И то, как привычно — а все равно жутко это! — подумал о своей ненависти к жене, к ее неизменному спокойствию, ее здоровью, от которого теперь так прямо зависит его больное тело, к ее манере разговаривать со всеми, в том числе с ним, мужем, будто бы жалеючи, снисходя, прощая слабости, к ее привычке задумываться, утупившись взглядом в пространство.
«Глупая корова!» — думал он, хотя даже сейчас, в гневе, знал: вовсе она не глупа, а умна и в свои пятьдесят семь лет обаятельна, как и прежде, не зря до сих пар на улице на нее заглядываются мужчины.
«Глупая корова! Не ум у нее, а бабья жалость: это, мол, по совести, а это — не по совести… Но кто, чем измерит эту совесть? — И вдруг он, всегда подтянутый, собранный, подумал: — Вот захочу… захочу и выйду из комнаты босой и рубаху разорву!.. Нет, не выйду. Она и такого меня встретит с доброй улыбкой. Ну да, стерпит во мне все, потому что я — ее. Теперь-то совсем ее, никуда не денешься, не сбежишь!.. Не ее! Не ее…»
Он, не оглядываясь на жену, быстро прошел через смежную комнату, схватил пальто на вешалке и выскочил на улицу.
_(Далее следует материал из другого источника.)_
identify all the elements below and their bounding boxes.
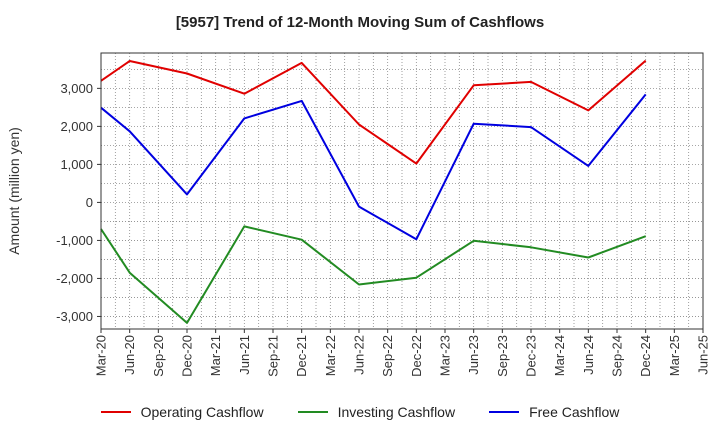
x-tick-label: Dec-23: [524, 335, 539, 377]
x-tick-label: Mar-21: [208, 335, 223, 376]
x-tick-label: Sep-20: [151, 335, 166, 377]
x-tick-label: Sep-21: [266, 335, 281, 377]
x-tick-label: Mar-24: [552, 335, 567, 376]
x-tick-label: Jun-25: [696, 335, 711, 375]
x-tick-label: Sep-23: [495, 335, 510, 377]
legend-item: Investing Cashflow: [297, 404, 456, 420]
legend-item: Operating Cashflow: [100, 404, 264, 420]
plot-frame: [100, 52, 704, 330]
x-tick-label: Dec-20: [180, 335, 195, 377]
chart-title: [5957] Trend of 12-Month Moving Sum of C…: [175, 14, 545, 31]
legend-label: Investing Cashflow: [337, 404, 456, 420]
x-tick-label: Mar-25: [667, 335, 682, 376]
y-tick-label: -2,000: [56, 271, 93, 286]
y-tick-label: 1,000: [60, 157, 93, 172]
x-tick-labels: Mar-20 Jun-20 Sep-20 Dec-20 Mar-21 Jun-21 Sep-…: [94, 329, 711, 377]
legend-item: Free Cashflow: [489, 404, 619, 420]
series-line-free-cashflow: [100, 93, 647, 241]
legend-label: Free Cashflow: [529, 404, 620, 420]
y-tick-label: -3,000: [56, 309, 93, 324]
legend-swatch: [100, 411, 131, 413]
x-tick-label: Sep-24: [610, 335, 625, 377]
x-tick-label: Sep-22: [380, 335, 395, 377]
x-tick-label: Dec-22: [409, 335, 424, 377]
x-tick-label: Jun-22: [352, 335, 367, 375]
y-tick-label: 2,000: [60, 119, 93, 134]
series-layer: [100, 59, 647, 324]
series-line-investing-cashflow: [100, 225, 647, 324]
x-tick-label: Mar-20: [94, 335, 109, 376]
legend-swatch: [489, 411, 520, 413]
x-tick-label: Dec-24: [638, 335, 653, 377]
y-tick-label: 3,000: [60, 81, 93, 96]
x-tick-label: Mar-22: [323, 335, 338, 376]
series-line-operating-cashflow: [100, 59, 647, 165]
grid-layer: [100, 53, 704, 329]
legend-swatch: [297, 411, 328, 413]
y-axis-label: Amount (million yen): [6, 127, 22, 255]
legend: Operating Cashflow Investing Cashflow Free…: [0, 404, 720, 420]
legend-label: Operating Cashflow: [140, 404, 264, 420]
x-tick-label: Dec-21: [294, 335, 309, 377]
x-tick-label: Jun-21: [237, 335, 252, 375]
y-tick-labels: 3,000 2,000 1,000 0 -1,000 -2,000 -3,000: [56, 81, 101, 324]
y-tick-label: -1,000: [56, 233, 93, 248]
x-tick-label: Jun-24: [581, 335, 596, 375]
x-tick-label: Jun-20: [122, 335, 137, 375]
x-tick-label: Jun-23: [466, 335, 481, 375]
y-tick-label: 0: [86, 195, 93, 210]
x-tick-label: Mar-23: [438, 335, 453, 376]
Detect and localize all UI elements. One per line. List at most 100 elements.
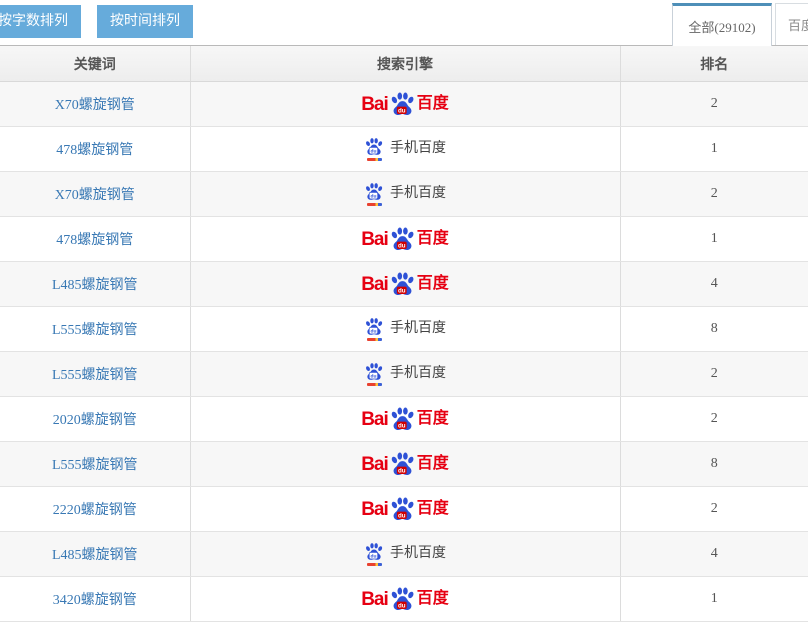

И все перемешалось в голове — и женино, и то, что в книжке.
Хрустел снежок под ногами, успокаивал. Он ходил долго, пока не замерз. Остановился у молочного магазина. Вместо стены — стекло. На улице темень, а магазин освещен ярко-ярко. Бродвей!
Странно, он никогда не видел, что делается за прилавком. Всегда смотрел на него спереди, как сейчас вот эти женщины в очереди, с высветвленными морщинами на лице, такие неприятные… А сбоку… Сбоку ему видно девчонку за прилавком — всю! До пяток. Видно, как она режет сыр и отступает на два шага — взять на нож масло с противня, как наклоняется, достала банку зеленого горошка… На ней белая курточка, такая же шапочка набекрень и черная короткая юбка. Слишком короткая. На бедре белое пятно — сметана, что ли? Опять наклонилась. Черт! Даже подвязки видны, розовые. Видны всем с улицы — любому прохожему! Черт знает что! Реклама чулок, коленок или молочный магазин?
Ноги все время в движении. А ведь скоро девять вечера. Сколько она часов — вот так?.. Каторга!
Но девчонка улыбалась, и видно было, ей доставляет удовольствие одним взмахом ножа точно отмерить кусок сыра, масла — ровно столько, сколько нужно, хоть не проверяй на весах. Что-то сказала, и в очереди засмеялись.
Может, для нее это — вовсе не каторга? Ну да, во всяком случае сейчас пробьет девять, она сменит куртку на кофточку, через которую все видно, и для нее начнется жизнь. С такими-то ногами — начнется!.. Расхристанность какая-то!
И тут Сарычев подумал, что он сейчас, наверно, так же расхристан, как эта девчонка.